Seguí trabajando el triple, enfrentándome a mis emociones en las noches pero encontrándome de nuevo con el silencio ensordecedor, comencé a desconocerme; actuaba como un robot y reacciona a como se suponía que debía reaccionar, incluso para enfermarme mi cuerpo tomo la decisión de caer en cama justo un día que no tenia que ir a la oficina.

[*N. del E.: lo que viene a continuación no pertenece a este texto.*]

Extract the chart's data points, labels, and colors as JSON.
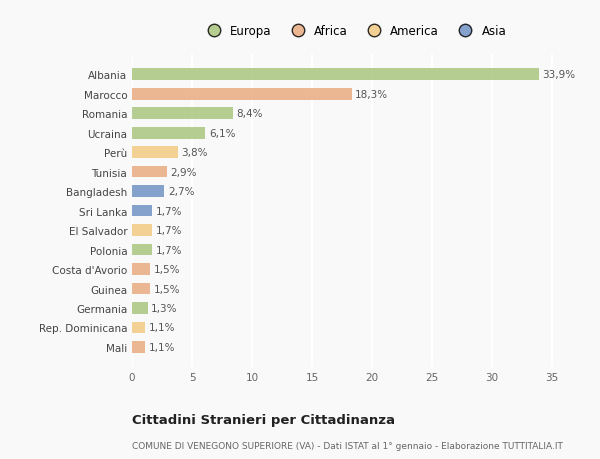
{
  "categories": [
    "Albania",
    "Marocco",
    "Romania",
    "Ucraina",
    "Perù",
    "Tunisia",
    "Bangladesh",
    "Sri Lanka",
    "El Salvador",
    "Polonia",
    "Costa d'Avorio",
    "Guinea",
    "Germania",
    "Rep. Dominicana",
    "Mali"
  ],
  "values": [
    33.9,
    18.3,
    8.4,
    6.1,
    3.8,
    2.9,
    2.7,
    1.7,
    1.7,
    1.7,
    1.5,
    1.5,
    1.3,
    1.1,
    1.1
  ],
  "labels": [
    "33,9%",
    "18,3%",
    "8,4%",
    "6,1%",
    "3,8%",
    "2,9%",
    "2,7%",
    "1,7%",
    "1,7%",
    "1,7%",
    "1,5%",
    "1,5%",
    "1,3%",
    "1,1%",
    "1,1%"
  ],
  "colors": [
    "#a8c47a",
    "#e8a87c",
    "#a8c47a",
    "#a8c47a",
    "#f2c97e",
    "#e8a87c",
    "#6b8fc2",
    "#6b8fc2",
    "#f2c97e",
    "#a8c47a",
    "#e8a87c",
    "#e8a87c",
    "#a8c47a",
    "#f2c97e",
    "#e8a87c"
  ],
  "legend_labels": [
    "Europa",
    "Africa",
    "America",
    "Asia"
  ],
  "legend_colors": [
    "#a8c47a",
    "#e8a87c",
    "#f2c97e",
    "#6b8fc2"
  ],
  "title1": "Cittadini Stranieri per Cittadinanza",
  "title2": "COMUNE DI VENEGONO SUPERIORE (VA) - Dati ISTAT al 1° gennaio - Elaborazione TUTTITALIA.IT",
  "xlim": [
    0,
    37
  ],
  "xticks": [
    0,
    5,
    10,
    15,
    20,
    25,
    30,
    35
  ],
  "background_color": "#f9f9f9",
  "bar_alpha": 0.82,
  "label_fontsize": 7.5,
  "tick_fontsize": 7.5,
  "legend_fontsize": 8.5
}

Me frustré en terapia por no sentirme como yo, por no sentir ni poder pensar en el dolor, por no llorar y estremecerme; por no poder reaccionar de una forma “sana” pero fue allí mientras me exigía procesar mi pérdida de la manera correcta que me di cuenta de cuantos duelos estaba haciendo con la pérdida de él.
Más tarde en el mes, las cosas en el trabajo se complicaron y tuve que establecer límites diciendo a viva voz “No estoy en la capacidad mental, emocional ni física para aguantar esto de este compañero de trabajo, no quiero hacerlo y no lo voy a hacer porque a duras penas me estoy manteniendo a flote”. Por esos mismos días mi papá llamó con su circo de pendejadas queriendo que resolviera un problema en su vida, me negué e intentó manipularme con una de sus frases y amenazas más comunes, me cortó tajante, volví a sentir un poco y expresé “Porqué la vida me quita personas que quieren mi bienestar y me deja personas que solo me traen caos y problemas a mi vida”, también fui a verme la película de la Barbie a desbloquear los recuerdos más bellos de mi infancia y a conectarme con mi niña interior que fue feliz, me devolvió el aire y pude sentir una vez más.
Tuve que enfrentarme a líos administrativos desgastantes, a encontrarme con la culpa y el tener que llamar a Inspiración en sus vacaciones porque no sabía que hacer. Las emociones volvieron, una noche lloré por Hermosurita, le pedí disculpas, recordé lo hermoso que vivimos y los planes, abracé mi dolor y me consolé hasta que me quedé dormida y al día siguiente ya no me levanté en silencio ni entumecida por el dolor.
Me levanté inspirada, queriendo honrar a una de las personas que me veía de la forma más bonita posible, que creyó siempre que yo podía lograrlo todo, que fue mi fan #1 sin condiciones. Que me amó a su manera y con el que a la final siempre intentamos ser sinceros y honestos el uno con el otro, ese día me prometí trabajar aun más duro en ser esa persona que él se fue creyendo que era, es imagen grande, segura y fuerte que tenía de mí y además, me prometí vivir los momentos, aprovechar el ahora con mis amigos, compañeros y familia porque cuando lo perdí a él me di cuenta de que sin importar cuantos momentos hayamos vivido siempre me va a hacer falta haber vivido más con él, más abrazos, más tomadas de la mano, más charlas en las escaleras, más comida mexicana, más amaneceres, más años nuevos, más grados, logros, éxitos, más existencia y momentos juntos.
Quiero compartir con la gente que amo al máximo para que cuando me falten o les falte nunca se agote la fuente de recuerdos y momentos de amor…porque ese es el consuelo que queda al final.